We are trying to do the best that two interior decorating special ed students can do. Our final decision on a couch was solely based upon the fact that the salesman was gay, and, we suspected, a Q.U. valedictorian. We figured if he liked this couch, then it was possible that we were, for once, making the right furniture decision.
This couch marked a milestone in our aging process. You see, we have reached the point in our lives where we suffer no embarrassment from the fact that we are ready for furniture that—dare I say it—reclines. That’s right, this three-seater couch has a recliner at both ends. But we haven’t completely thrown in the towel. At least the couch doesn’t have built-in cup holders and snack trays. We are pretty sure that will be the next step, in a decade or so. Cup holders, snack trays, Craftmatic adjustable beds, and those electric chairs that push your tired butt out of them. Surpassing that era, I am hoping we’ll live to be old enough to just get rid of all the furniture and live on a Jazzy. Hopefully by then they’ll make two-seaters.
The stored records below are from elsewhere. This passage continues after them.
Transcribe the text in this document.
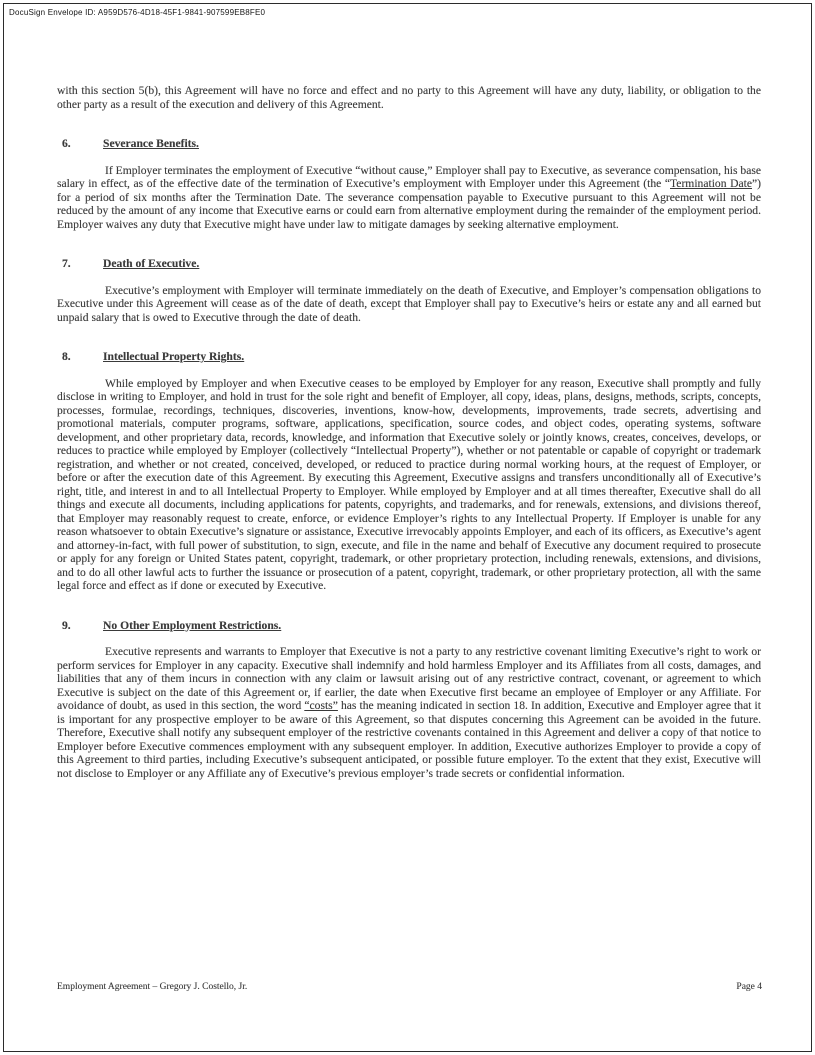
DocuSign Envelope ID: A959D576-4D18-45F1-9841-907599EB8FE0

with this section 5(b), this Agreement will have no force and effect and no party to this Agreement will have any duty, liability, or obligation to the other party as a result of the execution and delivery of this Agreement.

6.	Severance Benefits.

If Employer terminates the employment of Executive “without cause,” Employer shall pay to Executive, as severance compensation, his base salary in effect, as of the effective date of the termination of Executive’s employment with Employer under this Agreement (the “Termination Date”) for a period of six months after the Termination Date. The severance compensation payable to Executive pursuant to this Agreement will not be reduced by the amount of any income that Executive earns or could earn from alternative employment during the remainder of the employment period. Employer waives any duty that Executive might have under law to mitigate damages by seeking alternative employment.

7.	Death of Executive.

Executive’s employment with Employer will terminate immediately on the death of Executive, and Employer’s compensation obligations to Executive under this Agreement will cease as of the date of death, except that Employer shall pay to Executive’s heirs or estate any and all earned but unpaid salary that is owed to Executive through the date of death.

8.	Intellectual Property Rights.

While employed by Employer and when Executive ceases to be employed by Employer for any reason, Executive shall promptly and fully disclose in writing to Employer, and hold in trust for the sole right and benefit of Employer, all copy, ideas, plans, designs, methods, scripts, concepts, processes, formulae, recordings, techniques, discoveries, inventions, know-how, developments, improvements, trade secrets, advertising and promotional materials, computer programs, software, applications, specification, source codes, and object codes, operating systems, software development, and other proprietary data, records, knowledge, and information that Executive solely or jointly knows, creates, conceives, develops, or reduces to practice while employed by Employer (collectively “Intellectual Property”), whether or not patentable or capable of copyright or trademark registration, and whether or not created, conceived, developed, or reduced to practice during normal working hours, at the request of Employer, or before or after the execution date of this Agreement. By executing this Agreement, Executive assigns and transfers unconditionally all of Executive’s right, title, and interest in and to all Intellectual Property to Employer. While employed by Employer and at all times thereafter, Executive shall do all things and execute all documents, including applications for patents, copyrights, and trademarks, and for renewals, extensions, and divisions thereof, that Employer may reasonably request to create, enforce, or evidence Employer’s rights to any Intellectual Property. If Employer is unable for any reason whatsoever to obtain Executive’s signature or assistance, Executive irrevocably appoints Employer, and each of its officers, as Executive’s agent and attorney-in-fact, with full power of substitution, to sign, execute, and file in the name and behalf of Executive any document required to prosecute or apply for any foreign or United States patent, copyright, trademark, or other proprietary protection, including renewals, extensions, and divisions, and to do all other lawful acts to further the issuance or prosecution of a patent, copyright, trademark, or other proprietary protection, all with the same legal force and effect as if done or executed by Executive.

9.	No Other Employment Restrictions.

Executive represents and warrants to Employer that Executive is not a party to any restrictive covenant limiting Executive’s right to work or perform services for Employer in any capacity. Executive shall indemnify and hold harmless Employer and its Affiliates from all costs, damages, and liabilities that any of them incurs in connection with any claim or lawsuit arising out of any restrictive contract, covenant, or agreement to which Executive is subject on the date of this Agreement or, if earlier, the date when Executive first became an employee of Employer or any Affiliate. For avoidance of doubt, as used in this section, the word “costs” has the meaning indicated in section 18. In addition, Executive and Employer agree that it is important for any prospective employer to be aware of this Agreement, so that disputes concerning this Agreement can be avoided in the future. Therefore, Executive shall notify any subsequent employer of the restrictive covenants contained in this Agreement and deliver a copy of that notice to Employer before Executive commences employment with any subsequent employer. In addition, Executive authorizes Employer to provide a copy of this Agreement to third parties, including Executive’s subsequent anticipated, or possible future employer. To the extent that they exist, Executive will not disclose to Employer or any Affiliate any of Executive’s previous employer’s trade secrets or confidential information.

Employment Agreement – Gregory J. Costello, Jr.	Page 4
But for now, we’re happy with the couch. Unfortunately, everything else in the room is now wrong, wrong, wrong. The wicker coffee table has got to go, as does the tiny maple nightstand that formerly sat next to Bill’s twin bed when he was in first grade. And those curtains (cut out of a bedspread from Pier 1) are history. And those surround-sound speakers must be moved back, and an updated rug is a must.
Hmm, maybe I didn’t skip as many days of Color and Design 101 as I thought. I should just go and re-take the class. Maybe I can even find my old textbook. I’m sure it’s on the dining room table. Everything else is.